BeautifulPeople.com Launches 'Virtual Sperm and Egg Bank'
Even "ugly people" welcome at exclusive dating site's new "sperm bank."
June 23, 2010— -- If you want to be a parent, Parissa Mobasher believes you owe your offspring three things: love, the best education you can provide and good genes.
That's why, as a member of BeautifulPeople.com, a dating site exclusively for attractive people, she's joined the company's most recent venture, a "virtual sperm and egg bank for people who want to have beautiful babies."
"I know it sounds really shallow in the context of BeautifulPeople, but if you look at human nature, the initial attraction is the exterior," the 42-year-old Londoner said. "It's that extra edge in life."

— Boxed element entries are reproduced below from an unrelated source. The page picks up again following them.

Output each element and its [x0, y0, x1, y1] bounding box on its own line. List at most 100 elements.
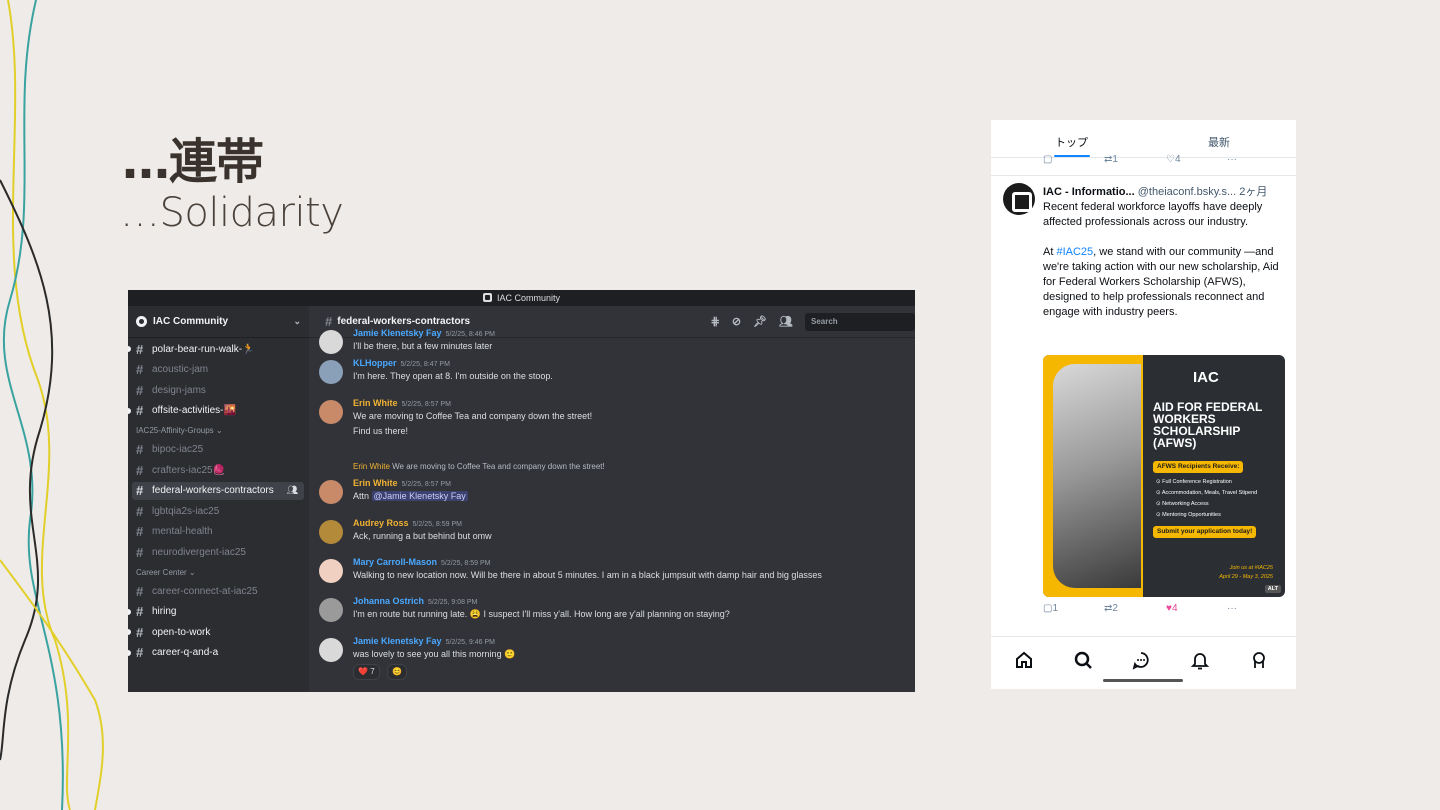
- message-text: Find us there!: [353, 426, 409, 436]
- sidebar-channel[interactable]: # lgbtqia2s-iac25: [132, 502, 304, 520]
- message-author[interactable]: Erin White 5/2/25, 8:57 PM: [353, 398, 451, 408]
- chevron-down-icon: ⌄: [293, 316, 301, 326]
- post-author-line: IAC - Informatio... @theiaconf.bsky.s...…: [1043, 183, 1267, 199]
- avatar[interactable]: [319, 638, 343, 662]
- search-input[interactable]: Search: [805, 312, 915, 331]
- header-tools: ⋕ ⊘ 📌︎ 👥︎ Search: [711, 312, 915, 331]
- reply-preview[interactable]: Erin White We are moving to Coffee Tea a…: [353, 462, 605, 471]
- sidebar-channel[interactable]: # hiring: [128, 603, 304, 621]
- server-icon: [136, 316, 147, 327]
- sidebar-channel[interactable]: # offsite-activities-🌇: [128, 402, 304, 420]
- sidebar-channel[interactable]: # polar-bear-run-walk-🏃: [128, 340, 304, 358]
- message-time: 5/2/25, 8:47 PM: [400, 361, 450, 368]
- slide-title-jp: …連帯: [122, 134, 264, 190]
- window-titlebar: IAC Community: [128, 290, 915, 306]
- message-text: Attn @Jamie Klenetsky Fay: [353, 491, 468, 501]
- sidebar-channel[interactable]: # career-q-and-a: [128, 644, 304, 662]
- sidebar-channel[interactable]: # design-jams: [132, 381, 304, 399]
- hashtag-link[interactable]: #IAC25: [1056, 246, 1093, 258]
- message-author[interactable]: Johanna Ostrich 5/2/25, 9:08 PM: [353, 596, 477, 606]
- sidebar-channel[interactable]: # acoustic-jam: [132, 361, 304, 379]
- sidebar-channel[interactable]: # open-to-work: [128, 623, 304, 641]
- reply-button[interactable]: ▢ 1: [1043, 603, 1058, 614]
- message-time: 5/2/25, 8:46 PM: [445, 331, 495, 338]
- mention[interactable]: @Jamie Klenetsky Fay: [371, 491, 468, 501]
- search-icon[interactable]: [1073, 650, 1093, 670]
- author-handle: @theiaconf.bsky.s...: [1137, 186, 1237, 198]
- chat-main: # federal-workers-contractors ⋕ ⊘ 📌︎ 👥︎ …: [309, 306, 915, 692]
- hash-icon: #: [136, 362, 144, 378]
- message-author[interactable]: KLHopper 5/2/25, 8:47 PM: [353, 358, 450, 368]
- sidebar-channel[interactable]: # mental-health: [132, 523, 304, 541]
- channel-name: offsite-activities-🌇: [152, 405, 236, 417]
- hash-icon: #: [136, 441, 144, 457]
- repost-count[interactable]: ⇄ 1: [1104, 154, 1118, 165]
- more-icon[interactable]: ···: [1227, 154, 1237, 165]
- message-text: Ack, running a but behind but omw: [353, 531, 492, 541]
- alt-badge[interactable]: ALT: [1264, 585, 1281, 593]
- channel-name: lgbtqia2s-iac25: [152, 505, 220, 517]
- message-text: I'm here. They open at 8. I'm outside on…: [353, 371, 553, 381]
- image-footer-1: Join us at #IAC25: [1229, 565, 1273, 571]
- sidebar-channel[interactable]: # neurodivergent-iac25: [132, 543, 304, 561]
- message-author[interactable]: Erin White 5/2/25, 8:57 PM: [353, 478, 451, 488]
- hash-icon: #: [136, 544, 144, 560]
- mute-icon[interactable]: ⊘: [732, 315, 741, 328]
- channel-category[interactable]: Career Center ⌄: [136, 568, 196, 577]
- image-list-item: ⊙ Mentoring Opportunities: [1156, 512, 1221, 518]
- repost-button[interactable]: ⇄ 2: [1104, 603, 1118, 614]
- bluesky-panel: トップ 最新 ▢ ⇄ 1 ♡ 4 ··· IAC - Informatio...…: [991, 120, 1296, 689]
- reply-icon[interactable]: ▢: [1043, 154, 1052, 165]
- hash-icon: #: [136, 524, 144, 540]
- message-author[interactable]: Jamie Klenetsky Fay 5/2/25, 9:46 PM: [353, 636, 495, 646]
- message-author[interactable]: Mary Carroll-Mason 5/2/25, 8:59 PM: [353, 557, 490, 567]
- bell-icon[interactable]: [1190, 650, 1210, 670]
- reaction[interactable]: ❤️ 7: [353, 664, 380, 680]
- reaction[interactable]: 😊: [387, 664, 407, 680]
- threads-icon[interactable]: ⋕: [711, 315, 720, 328]
- tab-top[interactable]: トップ: [1055, 134, 1088, 150]
- channel-header-title: federal-workers-contractors: [337, 316, 471, 327]
- sidebar-channel[interactable]: # federal-workers-contractors 👥︎: [132, 481, 304, 500]
- members-icon[interactable]: 👥︎: [779, 315, 793, 328]
- hash-icon: #: [136, 645, 144, 661]
- tab-latest[interactable]: 最新: [1208, 134, 1230, 150]
- avatar[interactable]: [319, 330, 343, 354]
- add-member-icon[interactable]: 👥︎: [287, 485, 298, 496]
- profile-icon[interactable]: [1249, 650, 1269, 670]
- like-button[interactable]: ♥ 4: [1166, 603, 1178, 614]
- avatar[interactable]: [319, 559, 343, 583]
- sidebar-channel[interactable]: # career-connect-at-iac25: [132, 582, 304, 600]
- iac-logo: IAC: [1193, 369, 1219, 386]
- server-name: IAC Community: [153, 316, 228, 327]
- home-icon[interactable]: [1014, 650, 1034, 670]
- hash-icon: #: [136, 624, 144, 640]
- pin-icon[interactable]: 📌︎: [753, 315, 767, 328]
- message-time: 5/2/25, 9:46 PM: [445, 639, 495, 646]
- avatar[interactable]: [319, 480, 343, 504]
- sidebar-channel[interactable]: # crafters-iac25🧶: [132, 461, 304, 479]
- app-logo-icon: [482, 293, 492, 302]
- author-name[interactable]: IAC - Informatio...: [1043, 186, 1135, 198]
- avatar[interactable]: [1003, 183, 1035, 215]
- message-text: I'll be there, but a few minutes later: [353, 341, 493, 351]
- avatar[interactable]: [319, 400, 343, 424]
- message-author[interactable]: Audrey Ross 5/2/25, 8:59 PM: [353, 518, 462, 528]
- post-image[interactable]: IAC AID FOR FEDERAL WORKERS SCHOLARSHIP …: [1043, 355, 1285, 597]
- avatar[interactable]: [319, 598, 343, 622]
- server-header[interactable]: IAC Community ⌄: [128, 306, 309, 338]
- image-list-item: ⊙ Accommodation, Meals, Travel Stipend: [1156, 490, 1258, 496]
- message-author[interactable]: Jamie Klenetsky Fay 5/2/25, 8:46 PM: [353, 328, 495, 338]
- chat-icon[interactable]: [1131, 650, 1151, 670]
- message-text: Walking to new location now. Will be the…: [353, 570, 822, 580]
- channel-category[interactable]: IAC25-Affinity-Groups ⌄: [136, 426, 223, 435]
- channel-name: acoustic-jam: [152, 364, 209, 376]
- message-time: 5/2/25, 8:57 PM: [401, 481, 451, 488]
- message-time: 5/2/25, 8:59 PM: [412, 521, 462, 528]
- avatar[interactable]: [319, 520, 343, 544]
- avatar[interactable]: [319, 360, 343, 384]
- sidebar-channel[interactable]: # bipoc-iac25: [132, 440, 304, 458]
- more-button[interactable]: ···: [1227, 603, 1237, 614]
- divider: [991, 175, 1296, 176]
- like-count[interactable]: ♡ 4: [1166, 154, 1181, 165]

As a single woman, she said she's potentially open to finding a suitable sperm donor on what the company called its fertility introduction service. And if she chooses against having children of her own, Mobasher said she'd seriously consider giving her eggs to someone else -- especially given the strength of her own genetic endowment.
"Wouldn't it be an awful waste of eggs if I was to stop producing eggs?" she said. "I've seen my mother, my grandmother, my great-grandmother. I've seen what they turned out to be."

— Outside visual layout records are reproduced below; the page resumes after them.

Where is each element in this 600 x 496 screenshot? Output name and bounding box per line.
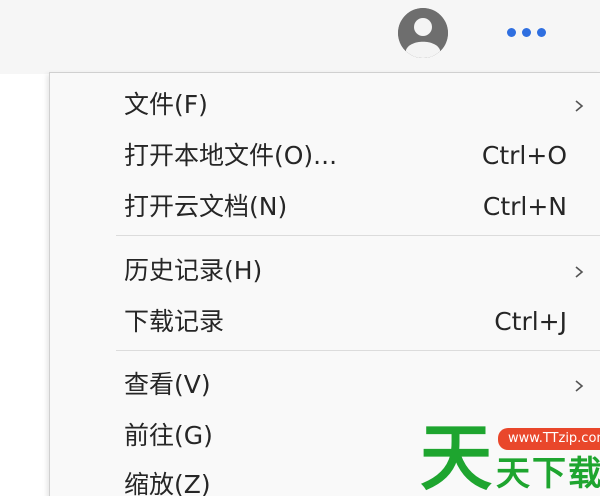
menu-item-open-cloud-doc[interactable]: 打开云文档(N) Ctrl+N <box>50 183 600 231</box>
menu-item-label: 缩放(Z) <box>124 470 211 496</box>
menu-item-label: 历史记录(H) <box>124 256 263 285</box>
user-avatar-icon[interactable] <box>398 8 448 58</box>
menu-item-view[interactable]: 查看(V) <box>50 361 600 409</box>
watermark-url: www.TTzip.com <box>498 428 600 450</box>
menu-item-label: 查看(V) <box>124 370 211 399</box>
menu-item-label: 文件(F) <box>124 90 208 119</box>
chevron-right-icon <box>575 100 584 112</box>
more-dot <box>536 27 546 37</box>
menu-item-shortcut: Ctrl+O <box>481 141 567 170</box>
menu-separator <box>116 350 600 351</box>
chevron-right-icon <box>575 380 584 392</box>
chevron-right-icon <box>575 266 584 278</box>
menu-item-label: 下载记录 <box>124 307 225 336</box>
browser-window: 文件(F) 打开本地文件(O)... Ctrl+O 打开云文档(N) Ctrl+… <box>0 0 600 496</box>
menu-item-file[interactable]: 文件(F) <box>50 81 600 129</box>
watermark-logo-char: 天 <box>420 416 493 496</box>
menu-item-shortcut: Ctrl+N <box>482 192 567 221</box>
page-content-area <box>0 74 50 496</box>
more-dot <box>521 27 531 37</box>
menu-separator <box>116 235 600 236</box>
more-dot <box>506 27 516 37</box>
menu-item-label: 前往(G) <box>124 421 213 450</box>
menu-item-open-local-file[interactable]: 打开本地文件(O)... Ctrl+O <box>50 132 600 180</box>
menu-item-label: 打开云文档(N) <box>124 192 288 221</box>
more-dots-icon[interactable] <box>498 20 554 44</box>
watermark-text: 天下载 <box>496 454 600 494</box>
site-watermark: 天 www.TTzip.com 天下载 <box>420 420 600 496</box>
menu-item-downloads[interactable]: 下载记录 Ctrl+J <box>50 298 600 346</box>
top-toolbar <box>0 0 600 75</box>
menu-item-history[interactable]: 历史记录(H) <box>50 247 600 295</box>
menu-item-shortcut: Ctrl+J <box>494 307 567 336</box>
menu-item-label: 打开本地文件(O)... <box>124 141 338 170</box>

Launched this week, BeautifulPeople.com's new fertility forum is intended to give members and non-members (or "ugly people") better odds of having good-looking children, the company said.
"Right or wrong, infertile couples highly value attractiveness in their donors," Greg Hodge, the site's managing director, told ABCNews.com. "It may not give us all a warm, fuzzy feeling inside but you can't argue the fact that parents want to secure every advantage for their child."
Though the dating site is only open to men and women who are voted attractive enough by other members of the site, he said the fertility forum will be available to anyone.
"Initially, we hesitated to widen the offering to non-beautiful people. But everyone -- including ugly people -- would like to bring good looking children in to the world, and we can't be selfish with our attractive gene pool," company founder Robert Hintze said in a statement.